In its practical application, ICSID tribunals have placed varying degrees of emphasis on these two questions, some prioritizing a consensual approach (hence emphasizing the first question), others a typical characteristics approach (hence emphasizing the second question). The typical characteristics approach more specifically follows the Salini test.
III. Case law precedent
The consensual approach itself has produced mixed results. In Lanco v. Argentina,2 the tribunal qualified an 18.3% minority equity participation in a consortium as a protected investment under Article I(1) of the Argentina-US BIT. By contrast, in Gruslin v. Malaysia,3 the purchase of securities by a Belgian investor by way of a mutual fund did not satisfy the notion of investment within the meaning of the 1979 Intergovernmental Agreement between Malaysia and the Belgo-Luxembourg Economic Union. In Olguin v. Paraguay,4 highly speculative financial instruments were found to qualify as a protected investment under the Peru-Paraguay BIT, which admits monetary claims of any type of benefit of economic value. Ambiente Ufficio v. Argentina5 sets a precedent for protected investments in a host State’s sovereign bonds. The tribunal in Fedax v. Venezuela6 regarded promissory notes issued by Venezuela as a protected investment. So was a loan offered by a bank to a collection agency subject to guaranteed repayment by the government in CSOB v. Slovakia.7
Applying the typical characteristics approach, in Joy Mining v. Egypt,8 the tribunal did not regard a bank guarantee ancillary to a supply agreement between a foreign investor and a governmental enterprise as a protected investment within the meaning of Art 25(1) of the ICSID Convention. Equally, the tribunal in PSEG v. Turkey9 rejected the qualification of a financial option as a protected investment on the basis that there had to be a limit to what could reasonably qualify as a protected investment. Deutsche Bank v. Sri Lanka10 found that a derivative instrument could qualify whereas Postova banka v. Greece11 reached the opposite conclusion with respect to interests in Greek government bonds.

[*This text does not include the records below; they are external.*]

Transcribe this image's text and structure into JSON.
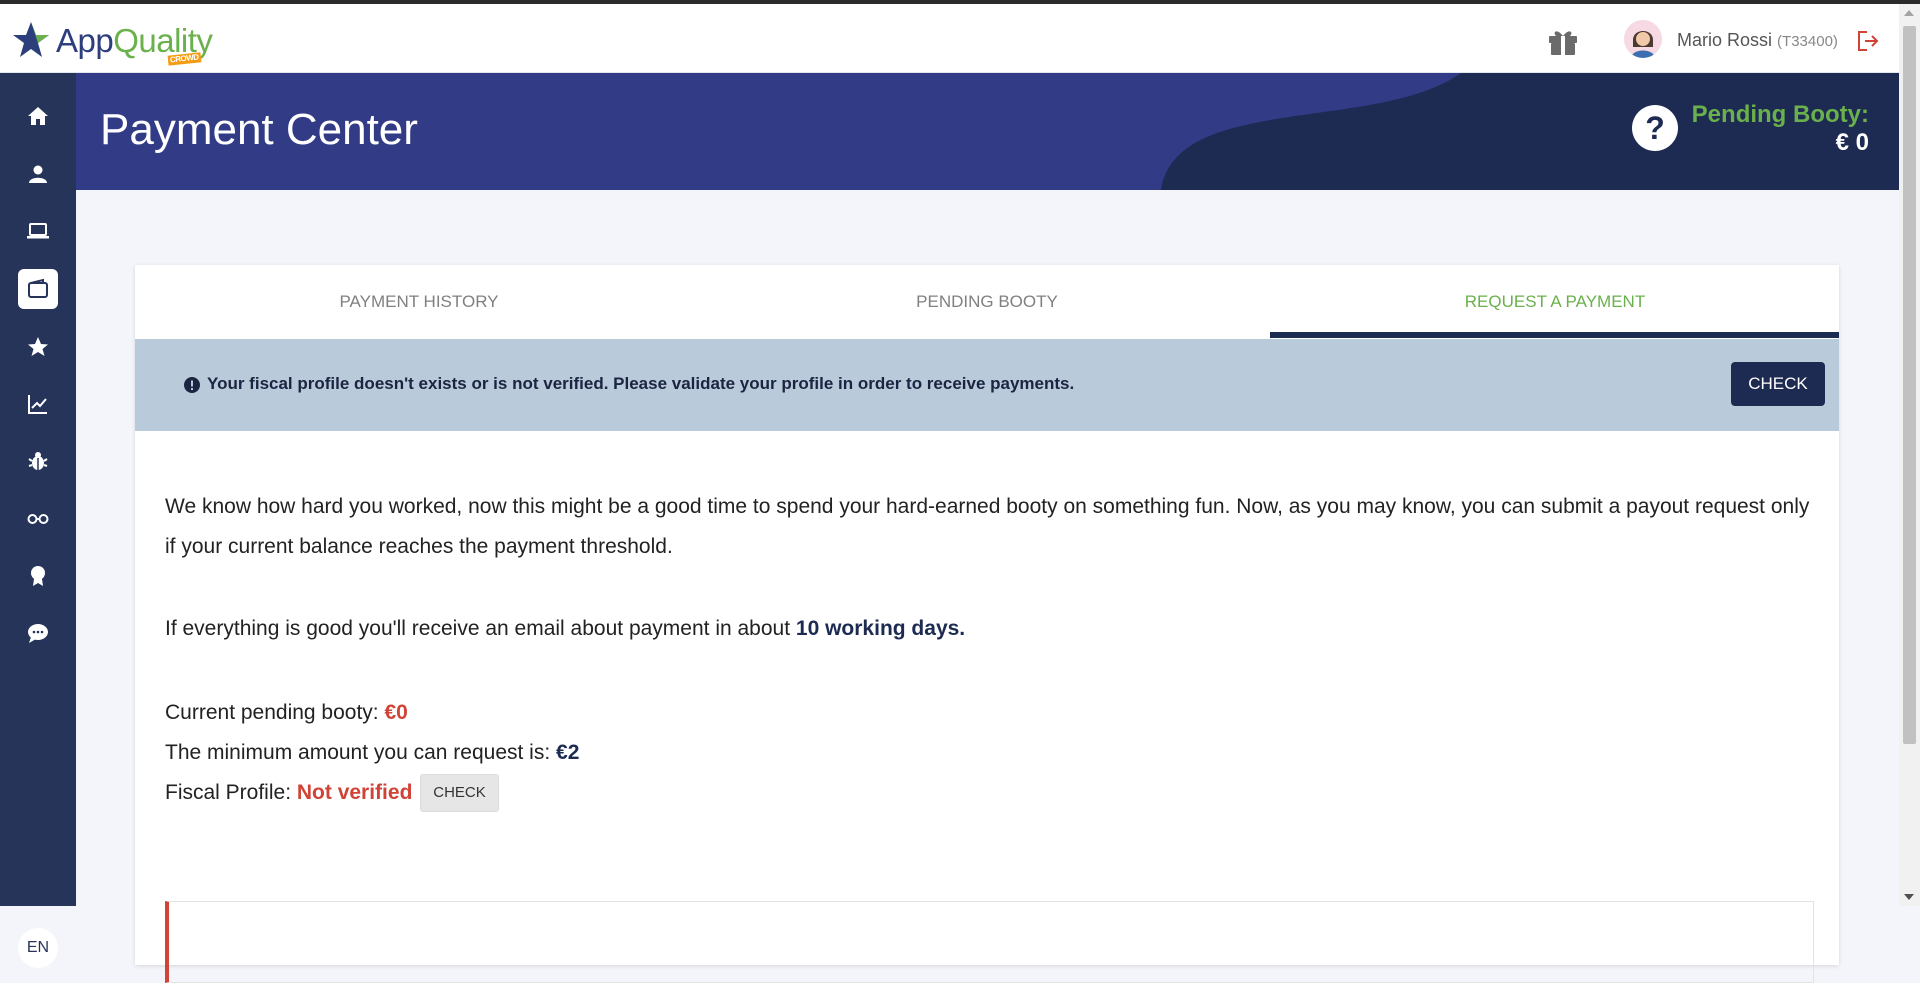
{
  "brand": {
    "logo_app": "App",
    "logo_quality": "Quality",
    "logo_crowd": "CROWD"
  },
  "topbar": {
    "user_name": "Mario Rossi",
    "user_code": "(T33400)"
  },
  "header": {
    "title": "Payment Center",
    "pending_label": "Pending Booty:",
    "pending_value": "€ 0"
  },
  "sidebar": {
    "items": [
      {
        "icon": "home-icon"
      },
      {
        "icon": "user-icon"
      },
      {
        "icon": "laptop-icon"
      },
      {
        "icon": "wallet-icon",
        "active": true
      },
      {
        "icon": "star-icon"
      },
      {
        "icon": "chart-icon"
      },
      {
        "icon": "bug-icon"
      },
      {
        "icon": "glasses-icon"
      },
      {
        "icon": "award-icon"
      },
      {
        "icon": "chat-icon"
      }
    ],
    "language": "EN"
  },
  "tabs": [
    {
      "label": "PAYMENT HISTORY",
      "active": false
    },
    {
      "label": "PENDING BOOTY",
      "active": false
    },
    {
      "label": "REQUEST A PAYMENT",
      "active": true
    }
  ],
  "alert": {
    "text": "Your fiscal profile doesn't exists or is not verified. Please validate your profile in order to receive payments.",
    "button": "CHECK"
  },
  "content": {
    "intro": "We know how hard you worked, now this might be a good time to spend your hard-earned booty on something fun. Now, as you may know, you can submit a payout request only if your current balance reaches the payment threshold.",
    "email_prefix": "If everything is good you'll receive an email about payment in about",
    "email_days": "10 working days.",
    "pending_label": "Current pending booty:",
    "pending_value": "€0",
    "minimum_label": "The minimum amount you can request is:",
    "minimum_value": "€2",
    "fiscal_label": "Fiscal Profile:",
    "fiscal_status": "Not verified",
    "fiscal_button": "CHECK"
  },
  "colors": {
    "sidebar": "#263459",
    "header": "#323b86",
    "header_dark": "#1d2a52",
    "accent_green": "#6ab04c",
    "alert_bg": "#b9cbda",
    "error_red": "#d04437"
  }
}
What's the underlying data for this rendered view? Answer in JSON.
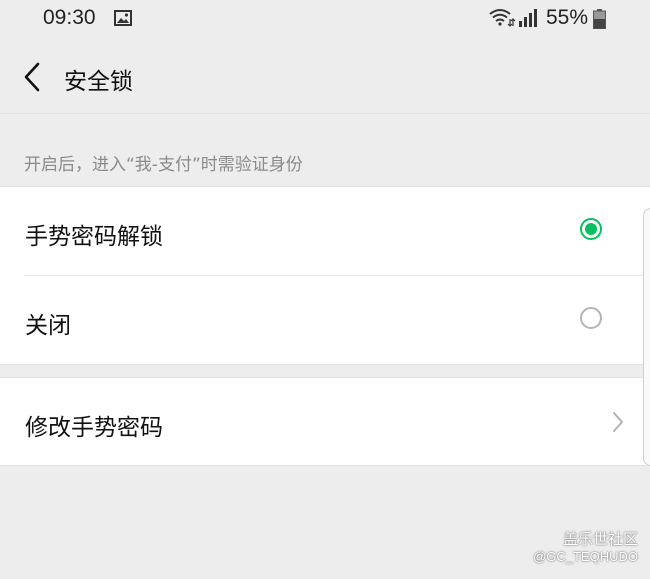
{
  "status_bar": {
    "time": "09:30",
    "battery": "55%",
    "icons": [
      "gallery-icon",
      "wifi-icon",
      "signal-icon",
      "battery-icon"
    ]
  },
  "header": {
    "title": "安全锁",
    "back_icon": "back-arrow-icon"
  },
  "description": "开启后，进入“我-支付”时需验证身份",
  "options": [
    {
      "label": "手势密码解锁",
      "selected": true
    },
    {
      "label": "关闭",
      "selected": false
    }
  ],
  "change_pattern": {
    "label": "修改手势密码",
    "icon": "chevron-right-icon"
  },
  "watermark": {
    "brand": "盖乐世社区",
    "handle": "@GC_TEQHUDO"
  },
  "colors": {
    "accent": "#07c160",
    "background": "#ededed",
    "card": "#ffffff",
    "muted_text": "#8a8a8a"
  }
}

Risso, G.L., Portfolio Investment in ICSID Arbitration: Just a Matter of Consent?, Journal of International Arbitration, Vol. 37, Issue 3, 2020, pp. 341-362.
Rubins, N., The Notion of ‘Investment’ in International Investment Arbitration, in Horn, N. and Kroell, S.M. (eds.), Arbitrating Foreign Investment Disputes: Procedural and Substantive Legal Aspects, Kluwer Law International, 2004, pp. 283-324.
Salacuse, J.W., The Law of Investment Treaties, Oxford University Press, 2nd ed., 2015, p. 30.